Solemn Chapter of the Annunciation

Yesterday, it was our postulant Sr. Lauren’s turn to give the sermon at our Solemn Chapter of the Annunciation. Her talk is below:

In the linguistic history of the word ‘sin’, we find the word originally used to describe the deviation of an arrow from its target. Sin then is understood as a sort of degradation. The archer, seeing his end, fails to pierce it by reason of his sin. This description captures something of what has been lost to many in their current understanding of sin in perceiving it as a ‘wrong action’, or a violation of an arbitrary set of rules.

In a talk on the corruption of love in our culture, apologist Jason Evert uses this image of the archer to highlight the great good of desire when it is properly ordered. While Evert focuses on the target, that is on Communion with God as our ultimate end, there is much to be gained by consideration of the analogy’s other elements and key areas that cause us to fall short of that target, for all have sinned and fall short of the Glory of God’ (Rom 3:23).   

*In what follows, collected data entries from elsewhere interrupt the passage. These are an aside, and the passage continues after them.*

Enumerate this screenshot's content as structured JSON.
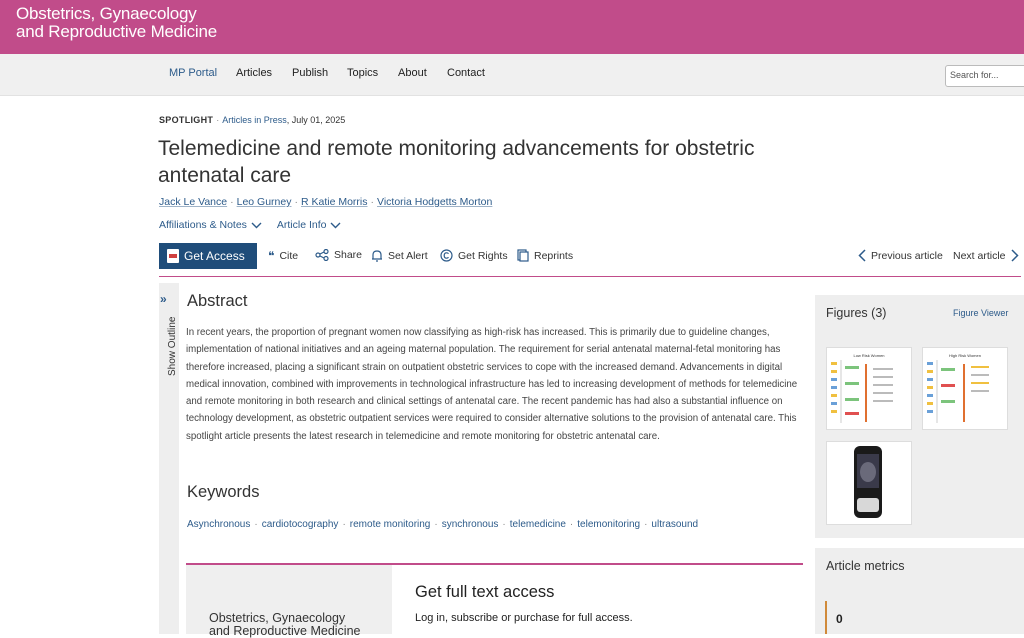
{
  "journal": {
    "title_line1": "Obstetrics, Gynaecology",
    "title_line2": "and Reproductive Medicine"
  },
  "nav": {
    "items": [
      "MP Portal",
      "Articles",
      "Publish",
      "Topics",
      "About",
      "Contact"
    ],
    "search_placeholder": "Search for..."
  },
  "article": {
    "type": "SPOTLIGHT",
    "section": "Articles in Press",
    "date": ", July 01, 2025",
    "title": "Telemedicine and remote monitoring advancements for obstetric antenatal care",
    "authors": [
      "Jack Le Vance",
      "Leo Gurney",
      "R Katie Morris",
      "Victoria Hodgetts Morton"
    ],
    "affiliations_label": "Affiliations & Notes",
    "article_info_label": "Article Info"
  },
  "toolbar": {
    "get_access": "Get Access",
    "cite": "Cite",
    "share": "Share",
    "set_alert": "Set Alert",
    "get_rights": "Get Rights",
    "reprints": "Reprints",
    "previous": "Previous article",
    "next": "Next article"
  },
  "outline": {
    "label": "Show Outline"
  },
  "abstract": {
    "heading": "Abstract",
    "text": "In recent years, the proportion of pregnant women now classifying as high-risk has increased. This is primarily due to guideline changes, implementation of national initiatives and an ageing maternal population. The requirement for serial antenatal maternal-fetal monitoring has therefore increased, placing a significant strain on outpatient obstetric services to cope with the increased demand. Advancements in digital medical innovation, combined with improvements in technological infrastructure has led to increasing development of methods for telemedicine and remote monitoring in both research and clinical settings of antenatal care. The recent pandemic has had also a substantial influence on technology development, as obstetric outpatient services were required to consider alternative solutions to the provision of antenatal care. This spotlight article presents the latest research in telemedicine and remote monitoring for obstetric antenatal care."
  },
  "keywords": {
    "heading": "Keywords",
    "items": [
      "Asynchronous",
      "cardiotocography",
      "remote monitoring",
      "synchronous",
      "telemedicine",
      "telemonitoring",
      "ultrasound"
    ]
  },
  "access": {
    "title": "Get full text access",
    "subtitle": "Log in, subscribe or purchase for full access.",
    "logo_line1": "Obstetrics, Gynaecology",
    "logo_line2": "and Reproductive Medicine"
  },
  "figures": {
    "heading": "Figures (3)",
    "viewer_link": "Figure Viewer",
    "thumb1_title": "Low Risk Women",
    "thumb2_title": "High Risk Women"
  },
  "metrics": {
    "heading": "Article metrics",
    "value": "0"
  },
  "colors": {
    "brand": "#c14c8a",
    "link": "#2d5b8a",
    "button": "#1f4d7a"
  }
}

Two aspects stand out: the integrity of the arrow and the skill of the archer. It is clear that a broken arrow is unlikely to move far from the string, and anyone who has seen my attempts to shoot even a good one understands the importance of skill. Let us then examine these more closely, using the example Evert cites in demonstrating the principle: The Annunciation of the Lord.

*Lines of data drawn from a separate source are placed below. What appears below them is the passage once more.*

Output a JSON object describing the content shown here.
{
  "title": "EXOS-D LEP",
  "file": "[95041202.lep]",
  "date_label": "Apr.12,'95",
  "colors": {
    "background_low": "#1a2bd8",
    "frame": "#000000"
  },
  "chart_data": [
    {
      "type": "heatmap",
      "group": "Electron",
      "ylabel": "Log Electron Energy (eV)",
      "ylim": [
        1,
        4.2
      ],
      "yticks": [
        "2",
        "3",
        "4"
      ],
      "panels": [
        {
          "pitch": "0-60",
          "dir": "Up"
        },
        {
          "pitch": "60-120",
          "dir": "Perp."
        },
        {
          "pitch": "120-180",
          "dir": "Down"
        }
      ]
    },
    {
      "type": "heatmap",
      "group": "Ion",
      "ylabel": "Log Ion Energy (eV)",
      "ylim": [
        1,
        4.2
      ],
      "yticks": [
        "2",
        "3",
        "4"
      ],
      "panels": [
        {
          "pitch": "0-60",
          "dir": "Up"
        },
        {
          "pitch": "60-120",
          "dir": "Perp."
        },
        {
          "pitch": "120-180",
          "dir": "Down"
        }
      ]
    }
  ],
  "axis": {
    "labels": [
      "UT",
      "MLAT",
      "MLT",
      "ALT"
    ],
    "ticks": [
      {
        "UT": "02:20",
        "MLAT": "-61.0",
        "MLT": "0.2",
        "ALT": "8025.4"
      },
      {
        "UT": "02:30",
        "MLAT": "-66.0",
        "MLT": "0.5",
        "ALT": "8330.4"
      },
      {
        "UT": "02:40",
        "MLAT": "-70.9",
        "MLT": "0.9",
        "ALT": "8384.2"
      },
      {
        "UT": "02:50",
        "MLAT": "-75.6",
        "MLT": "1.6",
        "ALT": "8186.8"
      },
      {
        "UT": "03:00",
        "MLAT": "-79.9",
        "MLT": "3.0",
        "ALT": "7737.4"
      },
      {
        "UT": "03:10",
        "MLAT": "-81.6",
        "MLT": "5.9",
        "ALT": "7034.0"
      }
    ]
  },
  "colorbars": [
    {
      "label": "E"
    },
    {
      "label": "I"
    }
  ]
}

 “Hail, Full of Grace!” – The Arrow & The Integrity of Desire:

An arrow is something that penetrates, that pierces through all resistance to its proper resting place. In the spiritual life, we liken this to the desire of the creature to penetrate the mystery of the Creator, to reach through the veil and find the rest that is beholding the face of God.

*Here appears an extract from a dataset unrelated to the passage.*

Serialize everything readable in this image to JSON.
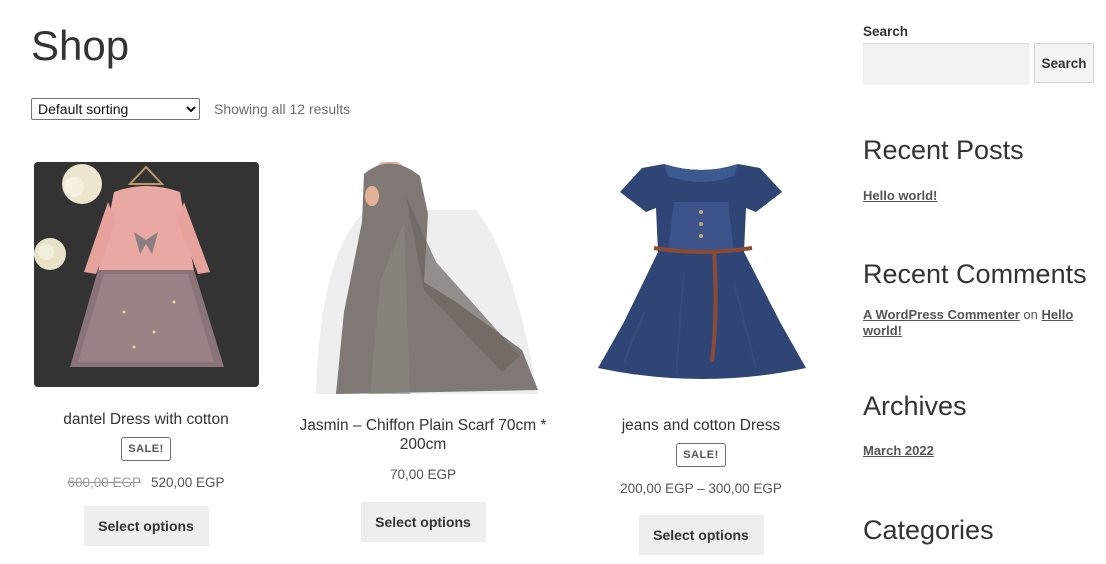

Similarly, as the integrity of the arrow rests on the condition of its basic elements, in the spiritual life, the integrity of our desire rests on the conformity of the soul to the Truth. The impact of sin is obvious, for it rots the core of the shaft, blunts the tip and strips the feathers that give our desire direction.  

In the Annunciation, we see the wonder of Our Lady’s virginal integrity and the perfection of God’s grace in his intended ideal. As one ‘Full of Grace’, Our Lady is in perfect interior unity – mind, will and emotions ordered towards the ultimate target – a desire designed to succeed. In the ‘Dialogue of St Catherine of Siena’, the Lord describes this interior unity by way of a unique interpretation of Matthew 18:20 referring to the powers of the soul: ‘where two or three are gathered in my name, I am there among them.’ During this Season of Lent, by fixing our eyes on Christ, we gather ourselves in His name and allow the Lord’s grace to enter in and restore the elements of our integrity, redirecting the arrow of our desire.  

“How can this be?” – The Archer & The Immolation of the Fiat:

The question of the archer is less intuitive and misunderstanding it has worked much damage in society. The deficiency of Man’s skill as archer is plain; despite many claims to the contrary, there is a drive to improve ourselves. Even those who defy all religious definitions of the human person believe in an infallible idea called ‘Progress’. The result is a bevy of reform programs, the outcomes of which have varied from the inane to the catastrophic.

The true principle to be gained in this consideration, is revealed throughout salvation history – from Abraham and Isaac, to our own example of the Annunciation – and it is one of utter immolation. The key to perfecting our skill in archery is to forgo our own ability altogether, to ‘be still and know that He is God (Psalm 46:10), and to surrender ourselves to His steady hand. God is the Supreme Archer, the only one able to return His creatures to Communion with Himself.  

At the Annunciation, we see this play out in Our Lady’s questioning of the angel: ‘How is this to be, since I know not man?’ (Luke 1:34) The imminence of her human powers turns her attention to them. Desiring to serve the Lord, she humbly asks what she should do, considering her position. As the angel makes plain to her that this is to be the Lord’s work and His alone, she does that which is often unthinkable to us. She abandons every conceivable means of her own, and bows her head to the Will of the Father. The staggering result is that the ineffable Word of God takes on her finite flesh.

This is the fruit of holy immolation.


Ultimately, Evert’s argument is this: if we know how incredibly destructive deviant desire can be, understanding the Glory of God, how can we fail to anticipate the immensity of its power when properly ordered?

As contemplatives, this question bears a special significance, for it is the very foundation for our vocation and the true hope that we possess. Seeing the many powers given to us by the Father, and met with the need to birth these into the world, to give life in proportion to our nature, we have been met with the baffling invitation to lay it all down in humble futility. This invitation is a sign that contradicts the utilitarian drive of this generation, which so readily vests its future in its own integrity and skill. To such, the question is rephrased: ‘What can possibly be gained by this incalculable loss?’

The Annunciation makes it clear: by her virginal integrity Our Lady brings forth the arrow of infinite desire, laid down in the holy immolation of her fiat. Met there by the power of the perfect Archer, the result is an inexpressible reality – and the invitation to bring this life into the world still remains.

As we approach the Paschal Season, then, I pray we may renew the promises made, enter fully into the invitation to immolation Our Lord has offered and stand in perfect faith that by Him we will bear richly the fruit we so ardently desire.